The rain paintings series, several of which were created specifically for the exhibition at the Frankfurter Kunstverein, are the result of a reaction of natural pigments and rain. Depending on the conditions at each location, the duration, intensity, and direction of precipitation form completely different color gradients. Sam Falls selects his colors from a palette of watersoluble pigments, which he then applies to the cotton fabric and hangs them on a clothesline leaving them subject to rain and wind. These are bed sheets with a biographical significance for the artist, yet this remains unmentioned in the titles of the works, which solely refer to their place of origin.

With the rope paintings series, Sam Falls broadens his search for self-contained reference systems by using the ropes that left their tangible imprint on the otherwise abstract color fields as the picture frames.
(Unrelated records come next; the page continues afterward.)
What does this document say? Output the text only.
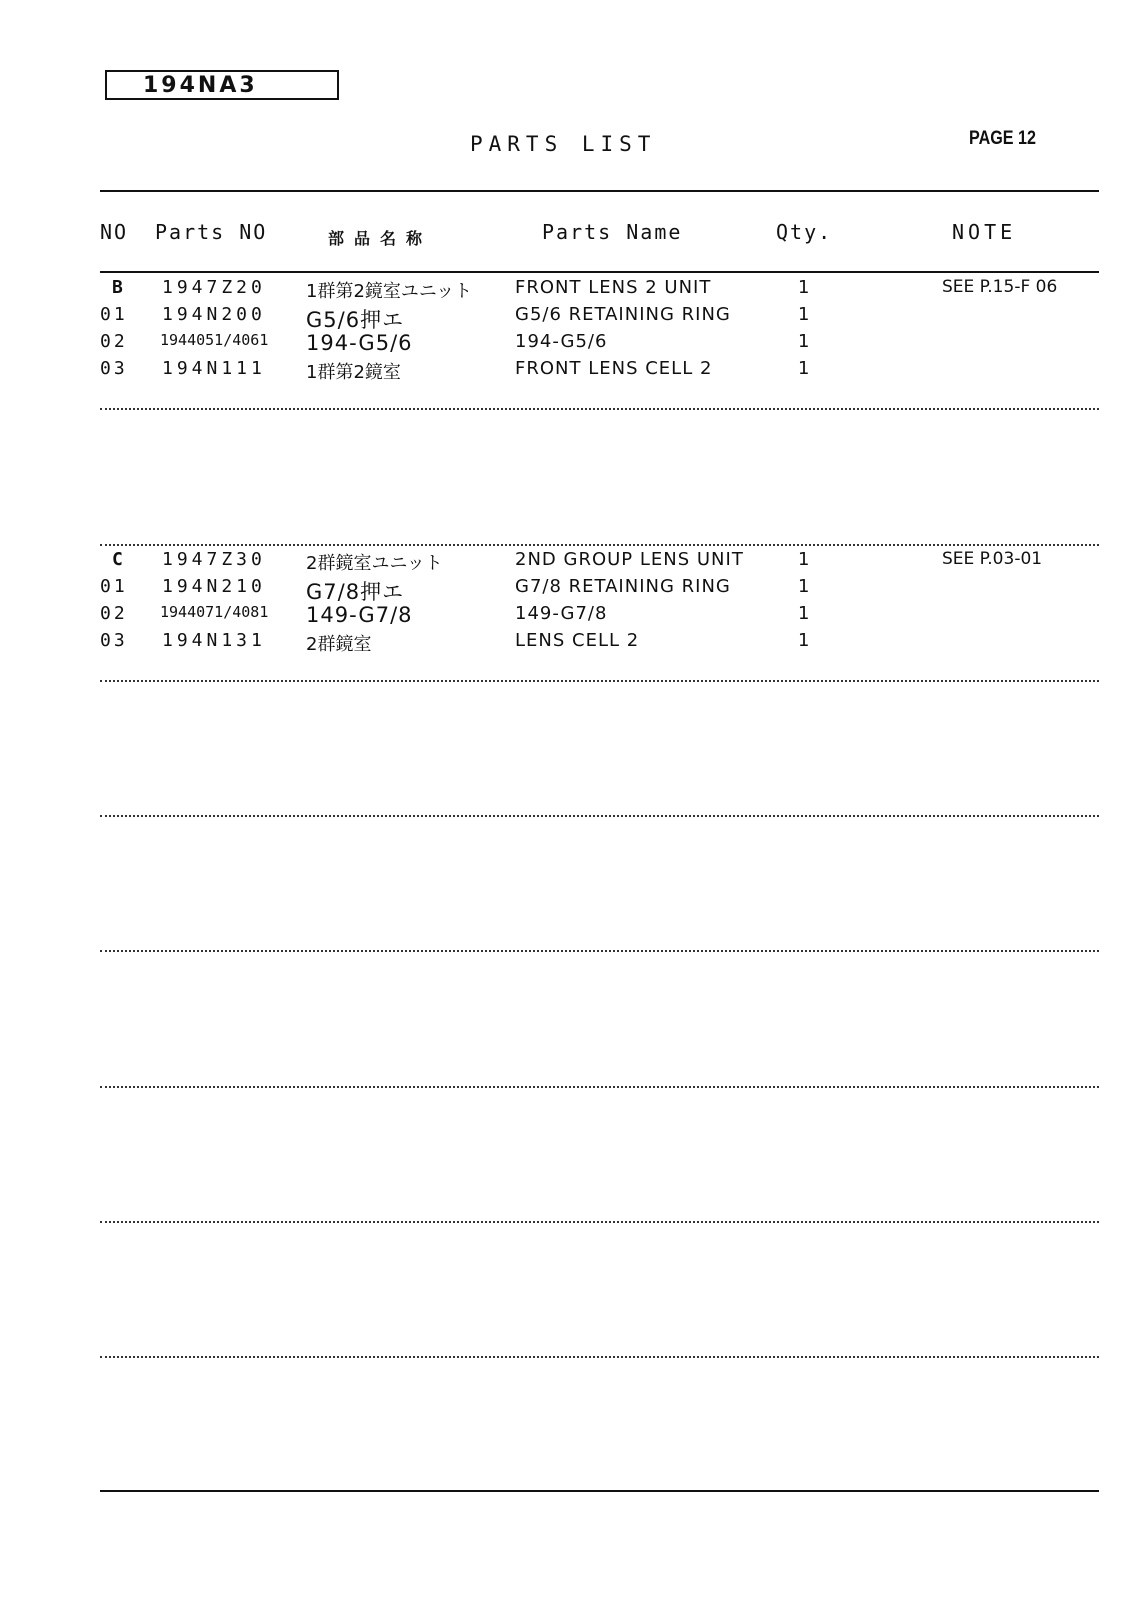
194NA3
PARTS LIST	PAGE 12
NO Parts NO	部品名称	Parts Name	Qty.	NOTE
B 1947Z20 1群第2鏡室ユニット FRONT LENS 2 UNIT	1	SEE P.15-F 06
01 194N200 G5/6押エ	G5/6 RETAINING RING	1
02 1944051/4061 194-G5/6	194-G5/6	1
03 194N111 1群第2鏡室	FRONT LENS CELL 2	1
C 1947Z30 2群鏡室ユニット	2ND GROUP LENS UNIT	1	SEE P.03-01
01 194N210 G7/8押エ	G7/8 RETAINING RING	1
02 1944071/4081 149-G7/8	149-G7/8	1
03 194N131 2群鏡室	LENS CELL 2	1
They are thus present twice—firstly as a physical object, and secondly as a reference to the time of the object that is now absent from the surface of the picture.

By deliberately leaving his works to natural conditions such as sun, rain, or wind over long periods of time, he transfers his own authorship to the timeless phenomena of nature. Sam Falls knows the mechanisms of action of the materials with which he works, but he seeks the factor of chance in a creative process that he deliberately no longer controls, but instead leaves it to natural conditions.

The materials exhausted in these processes are metaphors for the transience of everything physical. Just as photography can banish the transience of a moment, in Sam Falls’ work, the materials are bearers of marks that are not depictions of the real but have instead become memories of their physical presence. The results are large-format works that form a self-contained system according to semiotic principles, but at the same time display a strong poetic potential. The faded lengths of material, as well as the bedsheets and pieces of paper soaked in colorful rain, are bearers of memory and time that—in the absence of the original elements—explore the transience of all beings. All of the materials and processes they came into contact with over a longer period of time infiltrate their substance. The geo-logical and elemental circumstances that determine their form make them almost like fossils that tell stories about their origins.